Que serait tout discours sur le Moyen Âge sans cette dénonciation de l’Église accusée d’avoir étouffé pendant des siècles la connaissance et d’avoir brulé tous les esprits iconoclastes de son temps sur les bûchers ? Une fois de plus, cette propagande ne résiste pas à l’examen des faits. En effet, les moines et les ecclésiastiques n’ont pas attendu la Renaissance pour redécouvrir, connaître et exploiter avec profit tous les auteurs de l’antiquité classique et produire des œuvres et des connaissances dont les chercheurs et historiens modernes ont souvent choisi d’ignorer l’existence.

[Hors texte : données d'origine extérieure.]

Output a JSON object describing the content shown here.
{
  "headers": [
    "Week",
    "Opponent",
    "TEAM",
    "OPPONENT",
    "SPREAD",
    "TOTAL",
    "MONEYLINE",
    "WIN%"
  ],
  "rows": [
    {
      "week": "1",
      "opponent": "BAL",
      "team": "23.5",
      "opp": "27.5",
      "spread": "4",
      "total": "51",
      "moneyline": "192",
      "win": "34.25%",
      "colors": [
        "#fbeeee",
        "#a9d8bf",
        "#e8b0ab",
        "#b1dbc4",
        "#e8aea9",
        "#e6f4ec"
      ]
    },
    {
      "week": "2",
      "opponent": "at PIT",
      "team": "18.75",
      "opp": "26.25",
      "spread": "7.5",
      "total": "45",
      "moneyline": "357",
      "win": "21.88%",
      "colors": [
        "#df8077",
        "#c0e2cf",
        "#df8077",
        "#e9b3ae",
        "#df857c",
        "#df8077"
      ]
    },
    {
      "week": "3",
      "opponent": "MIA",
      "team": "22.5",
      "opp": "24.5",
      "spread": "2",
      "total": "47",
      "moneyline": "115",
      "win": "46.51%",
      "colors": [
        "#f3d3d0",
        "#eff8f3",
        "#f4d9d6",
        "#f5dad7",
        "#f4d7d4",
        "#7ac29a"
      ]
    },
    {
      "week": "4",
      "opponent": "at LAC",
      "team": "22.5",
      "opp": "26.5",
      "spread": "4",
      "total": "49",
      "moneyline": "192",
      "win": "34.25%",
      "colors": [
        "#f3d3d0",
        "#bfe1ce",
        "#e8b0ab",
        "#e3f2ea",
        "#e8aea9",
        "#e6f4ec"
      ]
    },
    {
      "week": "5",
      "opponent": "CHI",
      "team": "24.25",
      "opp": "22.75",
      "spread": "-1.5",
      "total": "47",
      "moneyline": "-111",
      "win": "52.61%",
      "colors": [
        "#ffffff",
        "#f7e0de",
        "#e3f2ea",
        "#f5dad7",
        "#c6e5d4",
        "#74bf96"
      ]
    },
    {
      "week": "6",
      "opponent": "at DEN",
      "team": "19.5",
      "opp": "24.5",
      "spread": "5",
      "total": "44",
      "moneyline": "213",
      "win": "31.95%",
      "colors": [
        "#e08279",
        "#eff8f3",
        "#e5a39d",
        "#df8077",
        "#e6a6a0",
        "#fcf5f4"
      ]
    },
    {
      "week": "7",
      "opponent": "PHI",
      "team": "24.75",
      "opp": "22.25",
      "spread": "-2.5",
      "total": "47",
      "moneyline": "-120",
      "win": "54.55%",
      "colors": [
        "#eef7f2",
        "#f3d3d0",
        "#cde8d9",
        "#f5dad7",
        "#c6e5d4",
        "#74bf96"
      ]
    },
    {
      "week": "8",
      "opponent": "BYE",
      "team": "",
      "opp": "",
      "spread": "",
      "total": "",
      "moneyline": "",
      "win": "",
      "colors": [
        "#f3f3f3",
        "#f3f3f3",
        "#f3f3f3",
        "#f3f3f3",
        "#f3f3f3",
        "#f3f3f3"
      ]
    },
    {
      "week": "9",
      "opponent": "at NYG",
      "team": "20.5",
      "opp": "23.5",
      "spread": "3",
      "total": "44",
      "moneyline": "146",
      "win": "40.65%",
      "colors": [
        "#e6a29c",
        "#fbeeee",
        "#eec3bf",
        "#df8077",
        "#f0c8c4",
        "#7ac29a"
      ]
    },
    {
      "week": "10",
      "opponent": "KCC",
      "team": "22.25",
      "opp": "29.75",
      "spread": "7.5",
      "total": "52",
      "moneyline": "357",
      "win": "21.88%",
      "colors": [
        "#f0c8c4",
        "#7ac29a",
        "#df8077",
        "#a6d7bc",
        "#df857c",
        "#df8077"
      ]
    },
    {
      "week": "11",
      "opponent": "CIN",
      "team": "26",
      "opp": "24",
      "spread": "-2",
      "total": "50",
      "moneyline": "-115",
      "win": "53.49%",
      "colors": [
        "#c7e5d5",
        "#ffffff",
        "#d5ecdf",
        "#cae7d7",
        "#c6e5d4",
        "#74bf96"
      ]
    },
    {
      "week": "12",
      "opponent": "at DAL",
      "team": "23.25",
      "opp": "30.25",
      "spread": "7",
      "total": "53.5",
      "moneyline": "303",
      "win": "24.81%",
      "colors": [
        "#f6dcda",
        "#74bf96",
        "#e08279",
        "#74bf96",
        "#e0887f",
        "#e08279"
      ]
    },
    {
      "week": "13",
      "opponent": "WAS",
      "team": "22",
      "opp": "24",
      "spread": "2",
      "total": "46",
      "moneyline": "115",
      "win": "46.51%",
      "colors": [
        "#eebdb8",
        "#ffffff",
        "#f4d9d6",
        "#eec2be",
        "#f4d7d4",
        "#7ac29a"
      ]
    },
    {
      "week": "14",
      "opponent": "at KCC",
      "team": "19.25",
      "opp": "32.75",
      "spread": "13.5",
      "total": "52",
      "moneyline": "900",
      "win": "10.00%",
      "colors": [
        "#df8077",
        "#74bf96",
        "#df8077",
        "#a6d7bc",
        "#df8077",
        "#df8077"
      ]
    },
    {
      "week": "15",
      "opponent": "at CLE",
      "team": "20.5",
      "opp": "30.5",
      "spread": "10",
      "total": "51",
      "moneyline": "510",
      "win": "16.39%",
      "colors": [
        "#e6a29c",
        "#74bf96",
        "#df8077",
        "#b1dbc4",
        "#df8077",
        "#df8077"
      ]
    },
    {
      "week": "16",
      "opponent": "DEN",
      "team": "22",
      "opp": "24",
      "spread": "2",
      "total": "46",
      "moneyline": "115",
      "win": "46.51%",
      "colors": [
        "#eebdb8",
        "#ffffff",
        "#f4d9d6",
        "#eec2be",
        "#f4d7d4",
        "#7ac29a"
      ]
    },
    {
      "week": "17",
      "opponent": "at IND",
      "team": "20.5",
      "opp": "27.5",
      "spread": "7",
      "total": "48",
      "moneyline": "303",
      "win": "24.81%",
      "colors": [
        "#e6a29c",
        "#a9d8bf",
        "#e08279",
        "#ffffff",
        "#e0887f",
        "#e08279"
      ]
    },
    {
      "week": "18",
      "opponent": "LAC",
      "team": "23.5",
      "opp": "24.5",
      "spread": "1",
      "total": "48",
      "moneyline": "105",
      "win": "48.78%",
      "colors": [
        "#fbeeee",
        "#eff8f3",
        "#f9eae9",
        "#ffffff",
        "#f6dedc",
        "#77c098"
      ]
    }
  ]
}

Quant à la fameuse Inquisition, rappelons qu’elle ne concernait, en tant que « police interne », que les hérésies chrétiennes et que les condamnations au bûcher étaient en réalité fort rares (800 condamnés sur 44 674 inculpés sur trois siècles pour l’Inquisition espagnole). Quant au cas emblématique de l’affaire Galilée, souvent citée en exemple de l’obscurantisme en vigueur, rappelons que les faits ont lieu non pas au Moyen Âge mais en pleine période classique (1633) soit plus de cent ans après la Réforme et un demi-siècle après la Concile de Trente !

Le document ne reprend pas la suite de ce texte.